17: A method of producing annealed sheet metal coils in a batch production, comprising:

a. loading a first batch of coils into an annealing furnace and heating the coils until a predetermined temperature is reached on an outer surface of the coils;

b. transferring the first batch of heated coils from the furnace to an insulated, self-annealing enclosure to heat-soak the coils; and

c. loading a second batch of coils into the annealing furnace.

18: A method of annealing one or more sheet metal coils, comprising:

a. heating the one or more coils in an annealing furnace until a predetermined temperature is reached on an outer surface of the one or more coils;

b. removing the one or more heated coils from the furnace;

c. loading the one or more heated coils in an insulated, self-annealing enclosure; and

c. holding the one or more heated coils inside the enclosure for a predetermined length of time to heat soak the one or more coils.

19. (canceled)

20: The method of claim 17, wherein the predetermined temperature in step a. is chosen such that sufficient heat is introduced into the coils to cause the coils to self-anneal in step b. in the absence of additional applied heating.

21: The method of claim 17, wherein heat loss from said enclosure is limited in step b. such that a fall in temperature of said coils is 2° C. per hour or less.

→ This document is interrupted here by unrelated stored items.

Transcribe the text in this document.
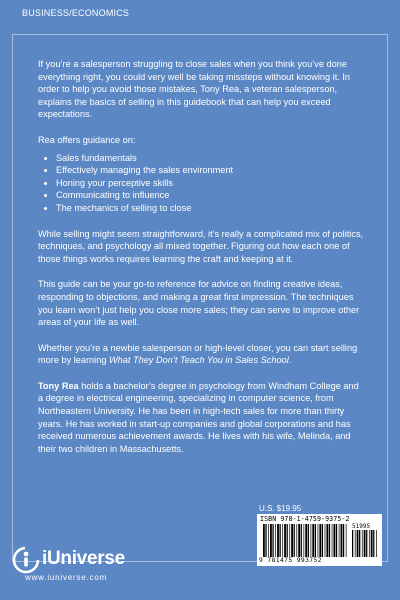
BUSINESS/ECONOMICS

If you’re a salesperson struggling to close sales when you think you’ve done everything right, you could very well be taking missteps without knowing it. In order to help you avoid those mistakes, Tony Rea, a veteran salesperson, explains the basics of selling in this guidebook that can help you exceed expectations.

Rea offers guidance on:

• Sales fundamentals
• Effectively managing the sales environment
• Honing your perceptive skills
• Communicating to influence
• The mechanics of selling to close

While selling might seem straightforward, it’s really a complicated mix of politics, techniques, and psychology all mixed together. Figuring out how each one of those things works requires learning the craft and keeping at it.

This guide can be your go-to reference for advice on finding creative ideas, responding to objections, and making a great first impression. The techniques you learn won’t just help you close more sales; they can serve to improve other areas of your life as well.

Whether you’re a newbie salesperson or high-level closer, you can start selling more by learning What They Don’t Teach You in Sales School.

Tony Rea holds a bachelor’s degree in psychology from Windham College and a degree in electrical engineering, specializing in computer science, from Northeastern University. He has been in high-tech sales for more than thirty years. He has worked in start-up companies and global corporations and has received numerous achievement awards. He lives with his wife, Melinda, and their two children in Massachusetts.

U.S. $19.95
ISBN 978-1-4759-9375-2
51995
9 781475 993752
iUniverse
www.iuniverse.com
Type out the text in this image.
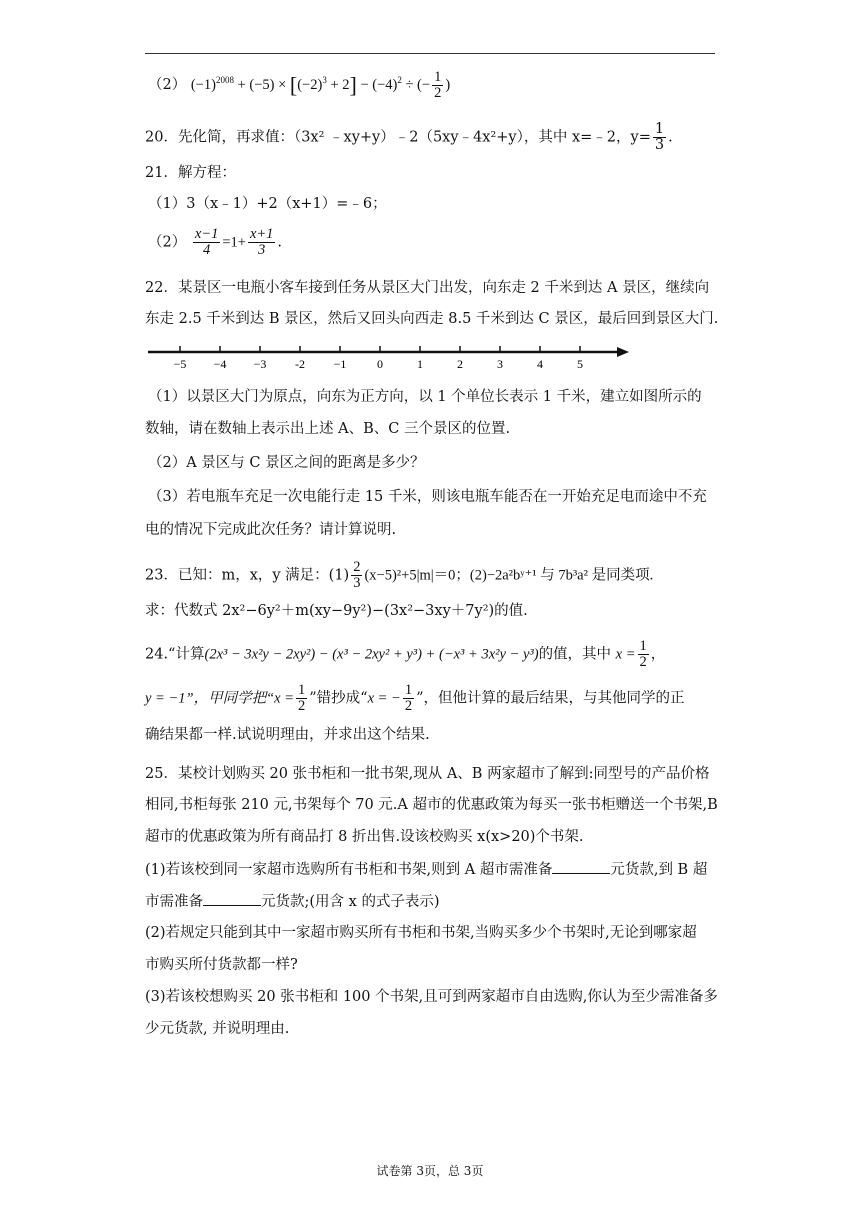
（2） $(-1)^{2008} + (-5) \times [(-2)^3 + 2] - (-4)^2$ ÷ (− $\frac{1}{2}$ )
20．先化简，再求值：（3x² ﹣xy+y）﹣2（5xy﹣4x²+y），其中 x=﹣2，$y= \frac{1}{3}$ .
21．解方程：
（1）3（x﹣1）+2（x+1）=﹣6；
$(2) \frac{x-1}{4} =1+ \frac{x+1}{3}$ .
22．某景区一电瓶小客车接到任务从景区大门出发，向东走 2 千米到达 A 景区，继续向
东走 2.5 千米到达 B 景区，然后又回头向西走 8.5 千米到达 C 景区，最后回到景区大门.
−5 −4 −3 -2 −1	0	1	2	3	4	5
（1）以景区大门为原点，向东为正方向，以 1 个单位长表示 1 千米，建立如图所示的
数轴，请在数轴上表示出上述 A、B、C 三个景区的位置.
（2）A 景区与 C 景区之间的距离是多少？
（3）若电瓶车充足一次电能行走 15 千米，则该电瓶车能否在一开始充足电而途中不充
电的情况下完成此次任务？请计算说明.
23．已知：m，x，y 满足：$(1) \frac{2}{3} (x-5)^2+5|m|=0$；(2)−2a²bʸ⁺¹ 与 7b³a² 是同类项.
求：代数式 2x²−6y²＋m(xy−9y²)−(3x²−3xy＋7y²)的值.
24.“计算(2x³ − 3x²y − 2xy²) − (x³ − 2xy² + y³) + (−x³ + 3x²y − y³)的值，其中 $x = \frac{1}{2}$ ，
y = −1”，甲同学把“$x = \frac{1}{2}$ ”错抄成“x = − $\frac{1}{2}$ ”，但他计算的最后结果，与其他同学的正
确结果都一样.试说明理由，并求出这个结果.
25．某校计划购买 20 张书柜和一批书架,现从 A、B 两家超市了解到:同型号的产品价格
相同,书柜每张 210 元,书架每个 70 元.A 超市的优惠政策为每买一张书柜赠送一个书架,B
超市的优惠政策为所有商品打 8 折出售.设该校购买 x(x>20)个书架.
(1)若该校到同一家超市选购所有书柜和书架,则到 A 超市需准备	元货款,到 B 超
市需准备	元货款;(用含 x 的式子表示)
(2)若规定只能到其中一家超市购买所有书柜和书架,当购买多少个书架时,无论到哪家超
市购买所付货款都一样?
(3)若该校想购买 20 张书柜和 100 个书架,且可到两家超市自由选购,你认为至少需准备多
少元货款, 并说明理由.
试卷第 3页，总 3页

22: The method of claim 21, wherein said heat loss is limited such that said fall in temperature is in a range of from 1 to 2° C. per hour.

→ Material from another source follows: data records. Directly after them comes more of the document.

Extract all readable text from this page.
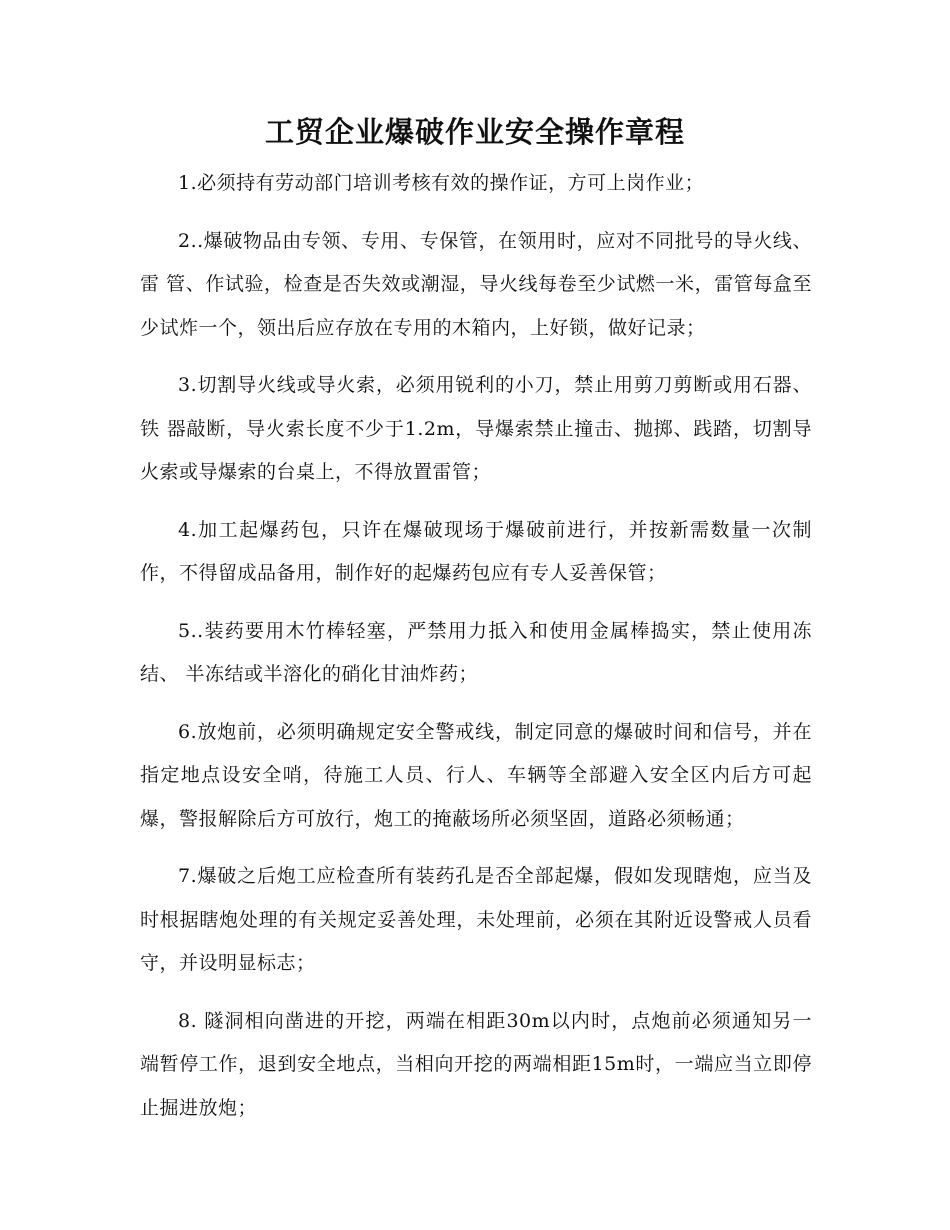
工贸企业爆破作业安全操作章程

1.必须持有劳动部门培训考核有效的操作证，方可上岗作业；

2..爆破物品由专领、专用、专保管，在领用时，应对不同批号的导火线、雷 管、作试验，检查是否失效或潮湿，导火线每卷至少试燃一米，雷管每盒至少试炸一个，领出后应存放在专用的木箱内，上好锁，做好记录；

3.切割导火线或导火索，必须用锐利的小刀，禁止用剪刀剪断或用石器、铁 器敲断，导火索长度不少于1.2m，导爆索禁止撞击、抛掷、践踏，切割导火索或导爆索的台桌上，不得放置雷管；

4.加工起爆药包，只许在爆破现场于爆破前进行，并按新需数量一次制作，不得留成品备用，制作好的起爆药包应有专人妥善保管；

5..装药要用木竹棒轻塞，严禁用力抵入和使用金属棒捣实，禁止使用冻结、 半冻结或半溶化的硝化甘油炸药；

6.放炮前，必须明确规定安全警戒线，制定同意的爆破时间和信号，并在指定地点设安全哨，待施工人员、行人、车辆等全部避入安全区内后方可起爆，警报解除后方可放行，炮工的掩蔽场所必须坚固，道路必须畅通；

7.爆破之后炮工应检查所有装药孔是否全部起爆，假如发现瞎炮，应当及时根据瞎炮处理的有关规定妥善处理，未处理前，必须在其附近设警戒人员看守，并设明显标志；

8. 隧洞相向凿进的开挖，两端在相距30m以内时，点炮前必须通知另一端暂停工作，退到安全地点，当相向开挖的两端相距15m时，一端应当立即停止掘进放炮；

23: The method of claim 21, wherein said heat loss from said enclosure is limited by lining said enclosure with heat insulating material.

24: The method of claim 23, wherein said enclosure is lined with said insulating material to a thickness that provides a total R-value of from 30 to 40.

25: The method of claim 23, wherein said enclosure is lined with said insulating material to a thickness between 8 to 12 inches.

26: The method of claim 23, wherein said insulating material is chosen to be mineral wool.

27: The method of claim 17, wherein an enclosure having a door movable on an body of said enclosure from an open position to a closed position sealingly enclosing said enclosure body is provided as said enclosure for step b., and wherein said door is opened prior to transferring said coils to said furnace in step b., and is then closed during step c.

28: The method of claim 17, wherein an enclosure having a movable floor separable from a body of said enclosure is provided as said enclosure of step b., and wherein said coils are transported from said furnace on said floor and said floor is united with said body for step b.

29: The method of claim 28, which further comprises providing a track between said furnace and said enclosure body, and providing means on said floor slidable on said track to facilitate said transport of said coils.

30: A method for annealing sheet metal in the form of a coil, which comprises heating the coil in a furnace until sufficient heat is transferred to the coil to allow self-annealing of the metal without transfer of further heat to the coil, transferring the coil from the furnace to a separate insulated, self-annealing enclosure, and holding the coil within the enclosure for a period of time effective to cause self-annealing of the metal without further heating of the coil.